Nestle has suffered a set back in its quest for chocolate world domination yesterday when the EU General Court overturned the registration of the shape mark for the Kit Kat four finger bar.
Nestle applied for the mark back in 2002, when there were only 15 member states in the EU. The General Court said that the EU Intellectual Property Office (EUIPO) had erred in its decision-making by not requiring market research from all the (then) EU member states. It had instead granted the mark on the basis of market research in only 10 member states, rather than all 15 states. The General Court has told the EUIPO to relook at the decision.
This decision comes a couple of years after Nestle was involved in another high profile trade mark dispute, this time with Cadbury, over the registration of the colour purple as a trade mark.
Nestle is unsurprisingly hugely protective of its branding and is constantly looking at how best to protect it, using a combination of trade marks, registered designs, copyright and good old fashioned manpower. It is constantly on the lookout for marks being applied for which could conflict with its registered marks and designs and also for other traders using signs and designs which could either be confused with or devalue its intellectual property.
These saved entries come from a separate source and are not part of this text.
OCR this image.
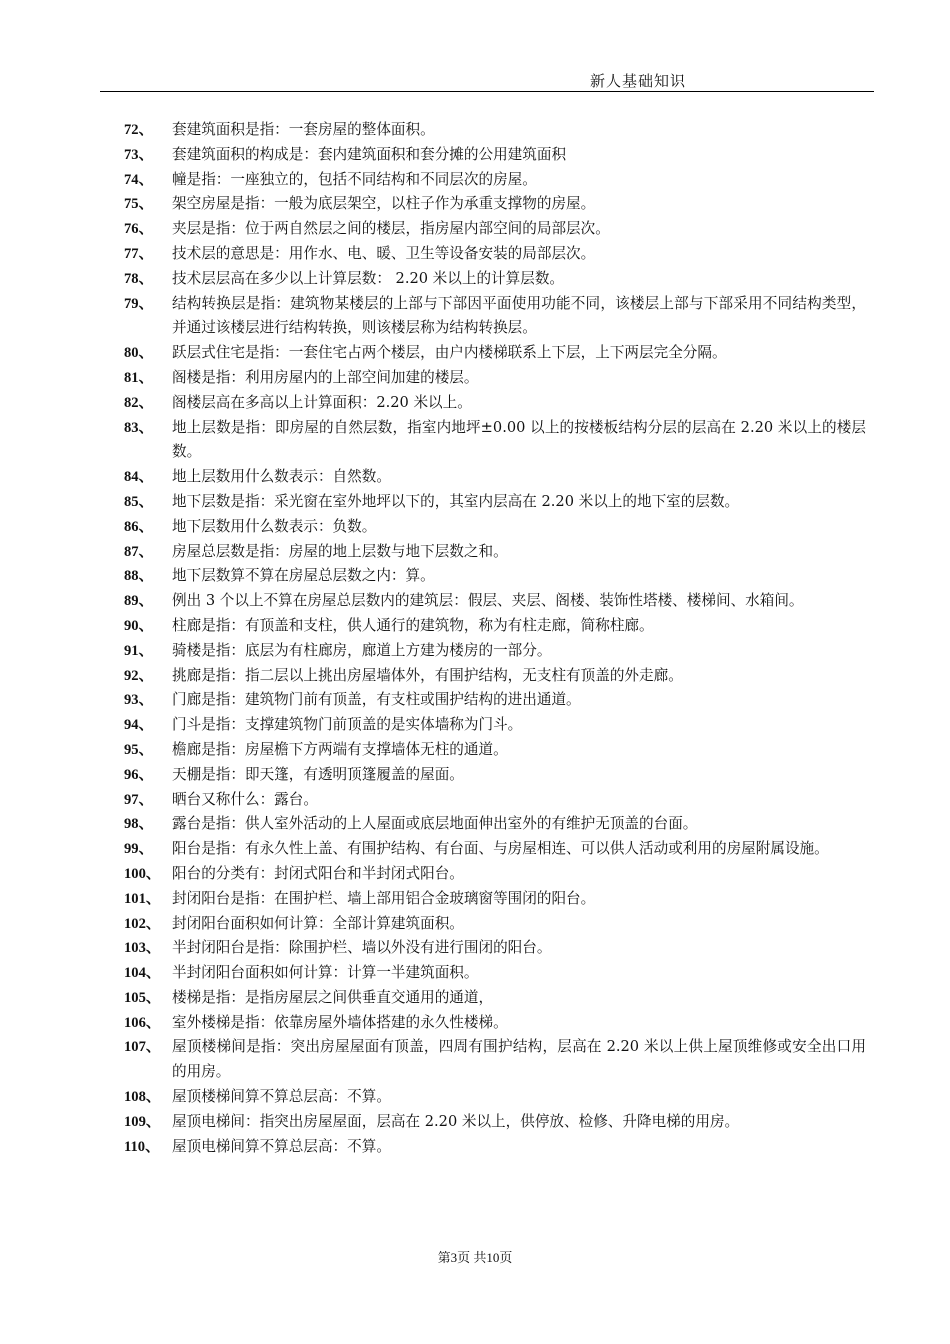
新人基础知识
72、 套建筑面积是指：一套房屋的整体面积。
73、 套建筑面积的构成是：套内建筑面积和套分摊的公用建筑面积
74、 幢是指：一座独立的，包括不同结构和不同层次的房屋。
75、 架空房屋是指：一般为底层架空，以柱子作为承重支撑物的房屋。
76、 夹层是指：位于两自然层之间的楼层，指房屋内部空间的局部层次。
77、 技术层的意思是：用作水、电、暖、卫生等设备安装的局部层次。
78、 技术层层高在多少以上计算层数： 2.20 米以上的计算层数。
79、 结构转换层是指：建筑物某楼层的上部与下部因平面使用功能不同，该楼层上部与下部采用不同结构类型，并通过该楼层进行结构转换，则该楼层称为结构转换层。
80、 跃层式住宅是指：一套住宅占两个楼层，由户内楼梯联系上下层，上下两层完全分隔。
81、 阁楼是指：利用房屋内的上部空间加建的楼层。
82、 阁楼层高在多高以上计算面积：2.20 米以上。
83、 地上层数是指：即房屋的自然层数，指室内地坪±0.00 以上的按楼板结构分层的层高在 2.20 米以上的楼层数。
84、 地上层数用什么数表示：自然数。
85、 地下层数是指：采光窗在室外地坪以下的，其室内层高在 2.20 米以上的地下室的层数。
86、 地下层数用什么数表示：负数。
87、 房屋总层数是指：房屋的地上层数与地下层数之和。
88、 地下层数算不算在房屋总层数之内：算。
89、 例出 3 个以上不算在房屋总层数内的建筑层：假层、夹层、阁楼、装饰性塔楼、楼梯间、水箱间。
90、 柱廊是指：有顶盖和支柱，供人通行的建筑物，称为有柱走廊，简称柱廊。
91、 骑楼是指：底层为有柱廊房，廊道上方建为楼房的一部分。
92、 挑廊是指：指二层以上挑出房屋墙体外，有围护结构，无支柱有顶盖的外走廊。
93、 门廊是指：建筑物门前有顶盖，有支柱或围护结构的进出通道。
94、 门斗是指：支撑建筑物门前顶盖的是实体墙称为门斗。
95、 檐廊是指：房屋檐下方两端有支撑墙体无柱的通道。
96、 天棚是指：即天篷，有透明顶篷履盖的屋面。
97、 晒台又称什么：露台。
98、 露台是指：供人室外活动的上人屋面或底层地面伸出室外的有维护无顶盖的台面。
99、 阳台是指：有永久性上盖、有围护结构、有台面、与房屋相连、可以供人活动或利用的房屋附属设施。
100、 阳台的分类有：封闭式阳台和半封闭式阳台。
101、 封闭阳台是指：在围护栏、墙上部用铝合金玻璃窗等围闭的阳台。
102、 封闭阳台面积如何计算：全部计算建筑面积。
103、 半封闭阳台是指：除围护栏、墙以外没有进行围闭的阳台。
104、 半封闭阳台面积如何计算：计算一半建筑面积。
105、 楼梯是指：是指房屋层之间供垂直交通用的通道，
106、 室外楼梯是指：依靠房屋外墙体搭建的永久性楼梯。
107、 屋顶楼梯间是指：突出房屋屋面有顶盖，四周有围护结构，层高在 2.20 米以上供上屋顶维修或安全出口用的用房。
108、 屋顶楼梯间算不算总层高：不算。
109、 屋顶电梯间：指突出房屋屋面，层高在 2.20 米以上，供停放、检修、升降电梯的用房。
110、 屋顶电梯间算不算总层高：不算。
第3页 共10页
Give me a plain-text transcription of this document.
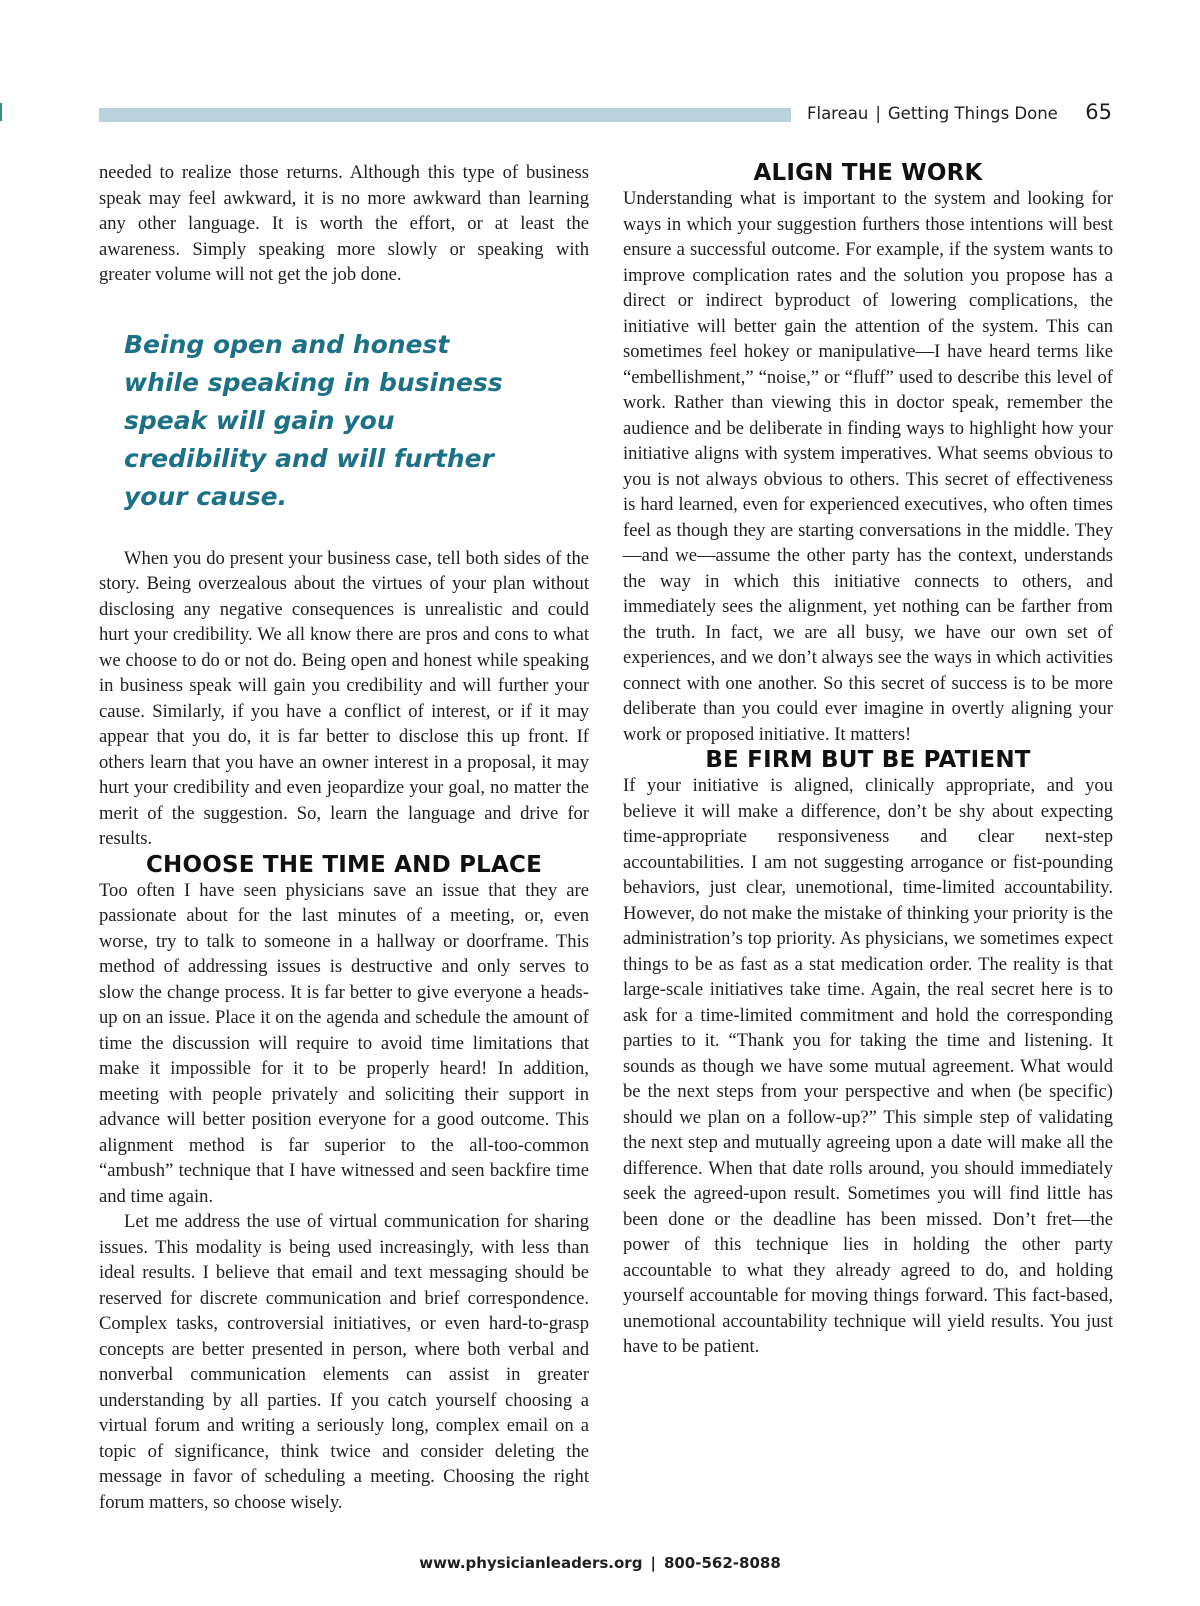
Flareau | Getting Things Done 65

needed to realize those returns. Although this type of business speak may feel awkward, it is no more awkward than learning any other language. It is worth the effort, or at least the awareness. Simply speaking more slowly or speaking with greater volume will not get the job done.

Being open and honest while speaking in business speak will gain you credibility and will further your cause.

When you do present your business case, tell both sides of the story. Being overzealous about the virtues of your plan without disclosing any negative consequences is unrealistic and could hurt your credibility. We all know there are pros and cons to what we choose to do or not do. Being open and honest while speaking in business speak will gain you credibility and will further your cause. Similarly, if you have a conflict of interest, or if it may appear that you do, it is far better to disclose this up front. If others learn that you have an owner interest in a proposal, it may hurt your credibility and even jeopardize your goal, no matter the merit of the suggestion. So, learn the language and drive for results.

CHOOSE THE TIME AND PLACE

Too often I have seen physicians save an issue that they are passionate about for the last minutes of a meeting, or, even worse, try to talk to someone in a hallway or doorframe. This method of addressing issues is destructive and only serves to slow the change process. It is far better to give everyone a heads-up on an issue. Place it on the agenda and schedule the amount of time the discussion will require to avoid time limitations that make it impossible for it to be properly heard! In addition, meeting with people privately and soliciting their support in advance will better position everyone for a good outcome. This alignment method is far superior to the all-too-common “ambush” technique that I have witnessed and seen backfire time and time again.

Let me address the use of virtual communication for sharing issues. This modality is being used increasingly, with less than ideal results. I believe that email and text messaging should be reserved for discrete communication and brief correspondence. Complex tasks, controversial initiatives, or even hard-to-grasp concepts are better presented in person, where both verbal and nonverbal communication elements can assist in greater understanding by all parties. If you catch yourself choosing a virtual forum and writing a seriously long, complex email on a topic of significance, think twice and consider deleting the message in favor of scheduling a meeting. Choosing the right forum matters, so choose wisely.

ALIGN THE WORK

Understanding what is important to the system and looking for ways in which your suggestion furthers those intentions will best ensure a successful outcome. For example, if the system wants to improve complication rates and the solution you propose has a direct or indirect byproduct of lowering complications, the initiative will better gain the attention of the system. This can sometimes feel hokey or manipulative—I have heard terms like “embellishment,” “noise,” or “fluff” used to describe this level of work. Rather than viewing this in doctor speak, remember the audience and be deliberate in finding ways to highlight how your initiative aligns with system imperatives. What seems obvious to you is not always obvious to others. This secret of effectiveness is hard learned, even for experienced executives, who often times feel as though they are starting conversations in the middle. They—and we—assume the other party has the context, understands the way in which this initiative connects to others, and immediately sees the alignment, yet nothing can be farther from the truth. In fact, we are all busy, we have our own set of experiences, and we don’t always see the ways in which activities connect with one another. So this secret of success is to be more deliberate than you could ever imagine in overtly aligning your work or proposed initiative. It matters!

BE FIRM BUT BE PATIENT

If your initiative is aligned, clinically appropriate, and you believe it will make a difference, don’t be shy about expecting time-appropriate responsiveness and clear next-step accountabilities. I am not suggesting arrogance or fist-pounding behaviors, just clear, unemotional, time-limited accountability. However, do not make the mistake of thinking your priority is the administration’s top priority. As physicians, we sometimes expect things to be as fast as a stat medication order. The reality is that large-scale initiatives take time. Again, the real secret here is to ask for a time-limited commitment and hold the corresponding parties to it. “Thank you for taking the time and listening. It sounds as though we have some mutual agreement. What would be the next steps from your perspective and when (be specific) should we plan on a follow-up?” This simple step of validating the next step and mutually agreeing upon a date will make all the difference. When that date rolls around, you should immediately seek the agreed-upon result. Sometimes you will find little has been done or the deadline has been missed. Don’t fret—the power of this technique lies in holding the other party accountable to what they already agreed to do, and holding yourself accountable for moving things forward. This fact-based, unemotional accountability technique will yield results. You just have to be patient.

www.physicianleaders.org | 800-562-8088
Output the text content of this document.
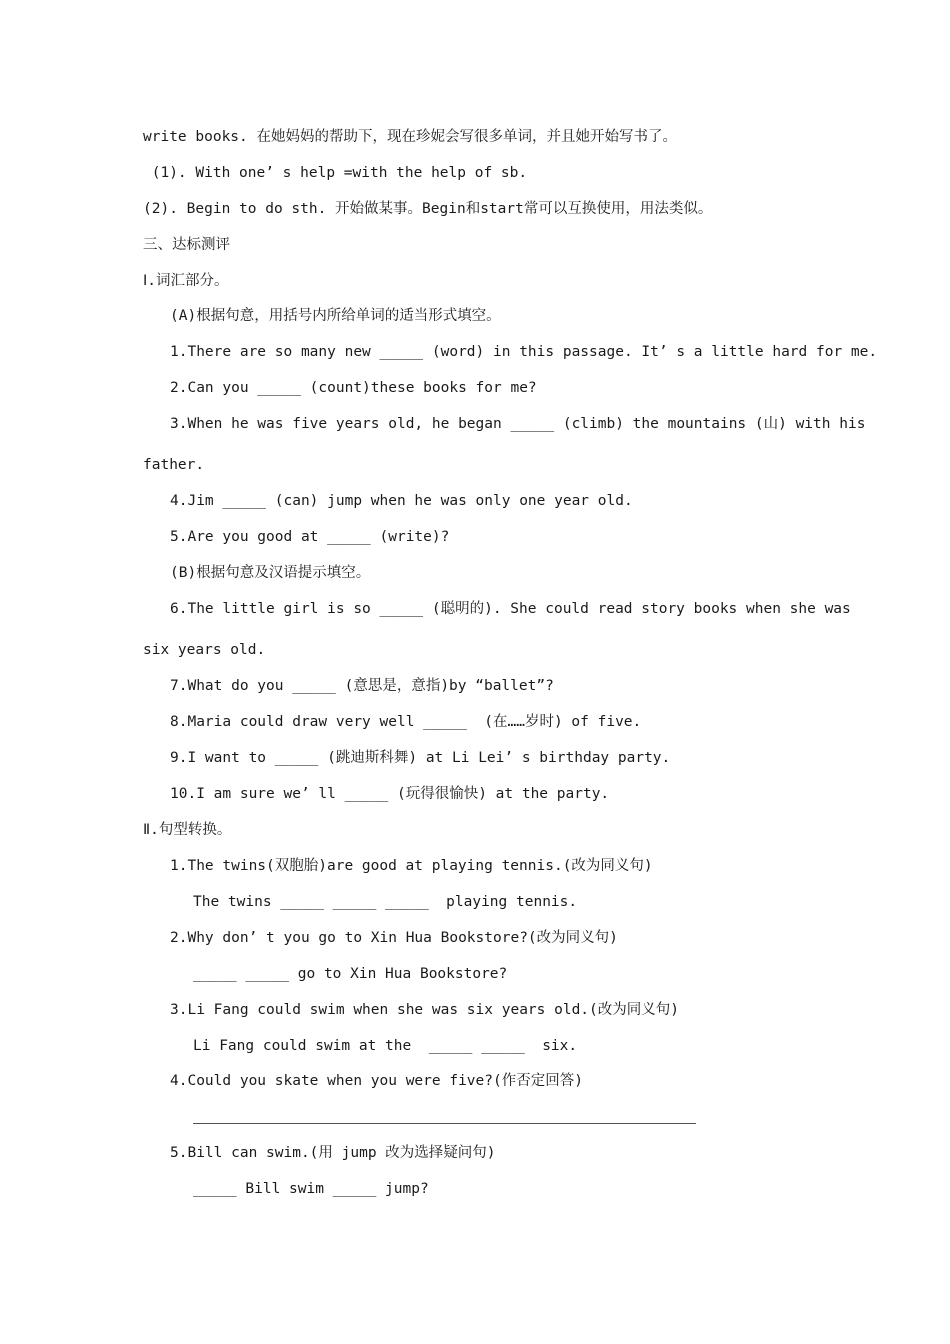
write books. 在她妈妈的帮助下，现在珍妮会写很多单词，并且她开始写书了。
(1). With one’ s help =with the help of sb.
(2). Begin to do sth. 开始做某事。Begin和start常可以互换使用，用法类似。
三、达标测评
Ⅰ.词汇部分。
(A)根据句意，用括号内所给单词的适当形式填空。
1.There are so many new _____ (word) in this passage. It’ s a little hard for me.
2.Can you _____ (count)these books for me?
3.When he was five years old, he began _____ (climb) the mountains (山) with his
father.
4.Jim _____ (can) jump when he was only one year old.
5.Are you good at _____ (write)?
(B)根据句意及汉语提示填空。
6.The little girl is so _____ (聪明的). She could read story books when she was
six years old.
7.What do you _____ (意思是，意指)by “ballet”?
8.Maria could draw very well _____  (在……岁时) of five.
9.I want to _____ (跳迪斯科舞) at Li Lei’ s birthday party.
10.I am sure we’ ll _____ (玩得很愉快) at the party.
Ⅱ.句型转换。
1.The twins(双胞胎)are good at playing tennis.(改为同义句)
The twins _____ _____ _____  playing tennis.
2.Why don’ t you go to Xin Hua Bookstore?(改为同义句)
_____ _____ go to Xin Hua Bookstore?
3.Li Fang could swim when she was six years old.(改为同义句)
Li Fang could swim at the  _____ _____  six.
4.Could you skate when you were five?(作否定回答)
5.Bill can swim.(用 jump 改为选择疑问句)
_____ Bill swim _____ jump?
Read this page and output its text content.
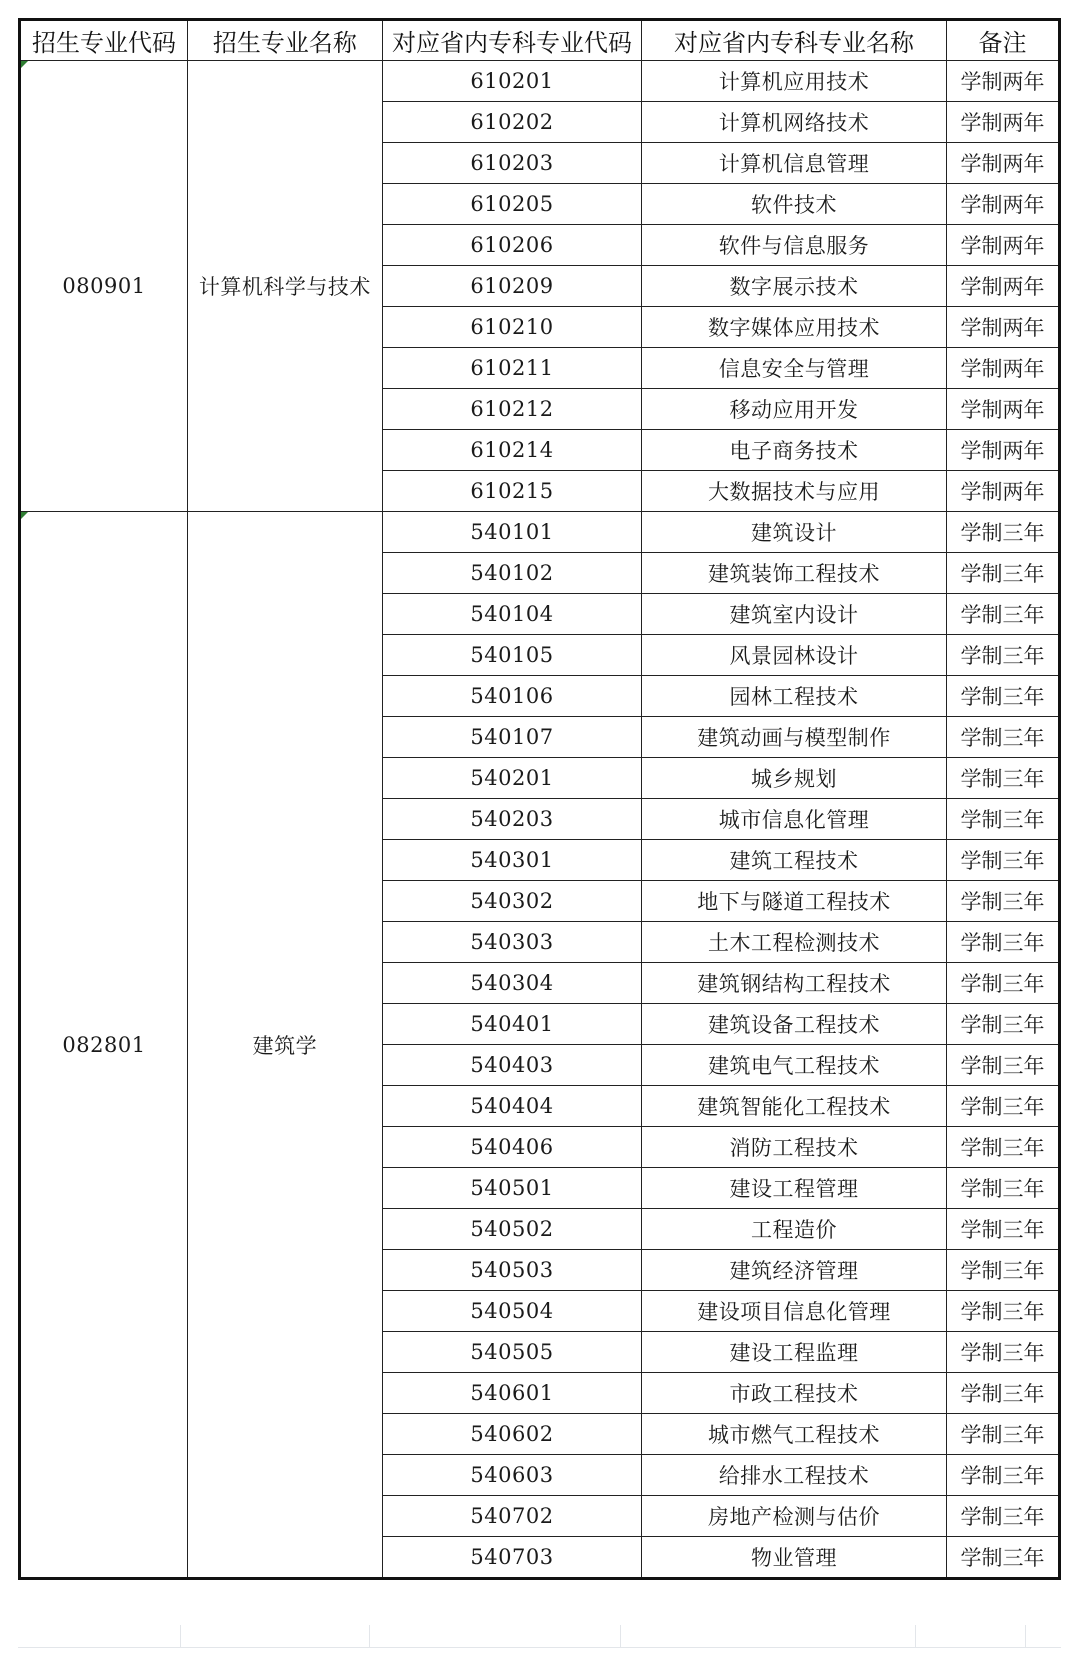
招生专业代码	招生专业名称	对应省内专科专业代码	对应省内专科专业名称	备注

080901	计算机科学与技术	610201	计算机应用技术	学制两年
		610202	计算机网络技术	学制两年
		610203	计算机信息管理	学制两年
		610205	软件技术	学制两年
		610206	软件与信息服务	学制两年
		610209	数字展示技术	学制两年
		610210	数字媒体应用技术	学制两年
		610211	信息安全与管理	学制两年
		610212	移动应用开发	学制两年
		610214	电子商务技术	学制两年
		610215	大数据技术与应用	学制两年

082801	建筑学	540101	建筑设计	学制三年
		540102	建筑装饰工程技术	学制三年
		540104	建筑室内设计	学制三年
		540105	风景园林设计	学制三年
		540106	园林工程技术	学制三年
		540107	建筑动画与模型制作	学制三年
		540201	城乡规划	学制三年
		540203	城市信息化管理	学制三年
		540301	建筑工程技术	学制三年
		540302	地下与隧道工程技术	学制三年
		540303	土木工程检测技术	学制三年
		540304	建筑钢结构工程技术	学制三年
		540401	建筑设备工程技术	学制三年
		540403	建筑电气工程技术	学制三年
		540404	建筑智能化工程技术	学制三年
		540406	消防工程技术	学制三年
		540501	建设工程管理	学制三年
		540502	工程造价	学制三年
		540503	建筑经济管理	学制三年
		540504	建设项目信息化管理	学制三年
		540505	建设工程监理	学制三年
		540601	市政工程技术	学制三年
		540602	城市燃气工程技术	学制三年
		540603	给排水工程技术	学制三年
		540702	房地产检测与估价	学制三年
		540703	物业管理	学制三年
The approach Nestle takes to the protection of its intellectual property is a good lesson for other businesses. Often, businesses do not know the value of their intellectual property until something or someone threatens it, which may be too late. Being proactive can ensure the strength of your brand and your protection.
"The four finger-shape has been used throughout the EU by Nestle for decades and is known by consumers as being Kit Kat," Nestle told the Independent. "At the same time, the judgement sets a high threshold for trade mark applicants to register shapes as EU trademarks by requiring evidence of acquired distinctive character in all EU Member States. We continue to review the findings and consider our position."